Engraved on handle: L /IM / 1765 [later addition]; marked under handle: S. BARTLETT in rectangle]/ JL [in cursive, in rectangle]
Porringers were shallow bowls used to serve a variety of foods and drink. Because they were well suited for feeding children, they later became popular christening gifts. The “keyhole”-style handle of this porringer (named for the cutout at the handle’s tip) was the most common handle design used in New England porringers from the second quarter of the 18th century until well into the 19th century.
This porringer bears the marks of two silversmiths, Samuel Bartlett of Concord, Massachusetts, and Joseph Loring of Boston. Scholars have theorized that Bartlett may have made these pieces and that the more properous Loring, with his extensive inventory of silver and jewelry, retailed them to the larger Boston market.
From the 2019 exhibition American Art, Colonial to Modern, curated by Barbara J. MacAdam, Jonathan L. Cohen Curator of American Art
American Art, Colonial to Modern, Israel Sack Gallery and Rush Family Gallery, Hood Museum of Art, Dartmouth College, Hanover, New Hampshire, January 26, 2019-September 12, 2021.
The Rococco Style in New England Silver, The Harrington Silver Case, Hopkins Center, Dartmouth College, Hanover, New Hampshire, June 17, 2014.

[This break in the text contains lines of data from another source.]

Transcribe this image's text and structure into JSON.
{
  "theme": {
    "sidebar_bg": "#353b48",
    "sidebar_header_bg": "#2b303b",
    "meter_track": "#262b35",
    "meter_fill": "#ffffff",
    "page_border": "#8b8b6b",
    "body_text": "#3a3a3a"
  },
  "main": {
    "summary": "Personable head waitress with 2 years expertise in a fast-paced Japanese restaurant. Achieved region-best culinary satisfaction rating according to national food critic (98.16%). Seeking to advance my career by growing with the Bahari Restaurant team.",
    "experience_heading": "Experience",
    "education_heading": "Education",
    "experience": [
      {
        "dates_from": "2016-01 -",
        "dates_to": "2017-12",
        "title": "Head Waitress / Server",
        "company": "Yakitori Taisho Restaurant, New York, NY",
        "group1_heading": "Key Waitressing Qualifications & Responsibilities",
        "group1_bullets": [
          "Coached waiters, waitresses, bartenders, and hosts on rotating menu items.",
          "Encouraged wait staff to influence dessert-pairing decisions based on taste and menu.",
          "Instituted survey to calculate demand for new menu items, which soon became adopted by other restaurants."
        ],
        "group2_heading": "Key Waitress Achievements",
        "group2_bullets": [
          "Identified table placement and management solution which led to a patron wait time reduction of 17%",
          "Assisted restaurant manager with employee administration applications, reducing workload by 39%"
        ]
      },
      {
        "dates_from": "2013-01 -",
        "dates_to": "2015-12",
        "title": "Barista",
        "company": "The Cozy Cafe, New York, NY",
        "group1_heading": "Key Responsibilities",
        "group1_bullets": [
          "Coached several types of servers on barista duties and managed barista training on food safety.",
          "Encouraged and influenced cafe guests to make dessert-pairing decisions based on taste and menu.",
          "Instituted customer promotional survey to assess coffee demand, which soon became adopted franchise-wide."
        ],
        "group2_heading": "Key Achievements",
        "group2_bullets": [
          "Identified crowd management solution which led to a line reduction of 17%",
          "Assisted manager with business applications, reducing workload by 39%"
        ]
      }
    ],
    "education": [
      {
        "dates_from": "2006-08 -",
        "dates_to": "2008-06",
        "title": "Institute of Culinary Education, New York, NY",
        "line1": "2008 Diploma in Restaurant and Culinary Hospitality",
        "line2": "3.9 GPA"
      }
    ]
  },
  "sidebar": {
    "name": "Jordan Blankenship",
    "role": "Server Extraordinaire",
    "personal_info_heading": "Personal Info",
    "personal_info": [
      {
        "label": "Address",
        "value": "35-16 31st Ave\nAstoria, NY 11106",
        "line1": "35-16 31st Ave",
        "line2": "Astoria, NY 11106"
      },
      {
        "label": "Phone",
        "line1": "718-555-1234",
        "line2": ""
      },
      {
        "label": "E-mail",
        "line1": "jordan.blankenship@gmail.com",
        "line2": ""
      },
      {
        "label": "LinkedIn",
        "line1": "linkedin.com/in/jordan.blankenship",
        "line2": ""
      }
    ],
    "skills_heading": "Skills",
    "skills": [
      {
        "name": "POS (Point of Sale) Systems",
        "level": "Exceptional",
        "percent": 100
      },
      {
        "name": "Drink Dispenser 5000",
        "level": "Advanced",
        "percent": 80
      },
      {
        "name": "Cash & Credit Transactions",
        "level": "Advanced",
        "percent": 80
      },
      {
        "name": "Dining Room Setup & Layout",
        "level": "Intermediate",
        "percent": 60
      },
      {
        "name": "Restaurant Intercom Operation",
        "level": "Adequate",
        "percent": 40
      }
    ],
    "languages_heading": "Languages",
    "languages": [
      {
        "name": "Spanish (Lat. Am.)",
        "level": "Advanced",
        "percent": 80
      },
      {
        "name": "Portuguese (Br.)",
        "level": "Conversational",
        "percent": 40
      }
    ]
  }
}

Patricia E. Kane, Colonial Massachusetts Silversmiths and Jewelers (New Haven: Yale University Art Gallery, 1998), 181, 670.
Harriette G. Miller of Whimsey Antiques, Arlington, VT, by 1967 (her advertisement illustrating the porringer appeared in the August 1967 issue of Antiques Magazine, p. 139); possibly Stephen Ensko (New York dealer, 1897–1969); possibly sold to his frequent customer Marjorie Doyle Rockwell, Loudonville, New York (1910–1995), until 1995; sold at Northeast Auctions, Manchester, N.H., “Important New Hampshire Auction : The Collection of Marjorie Doyle Rockwell, Loudonville, New York,” lot 429 (color illus.), November 5, 1995, to M. Elaine Tefft and Stanton E. Tefft (d. 2003); given to present collection, 2013.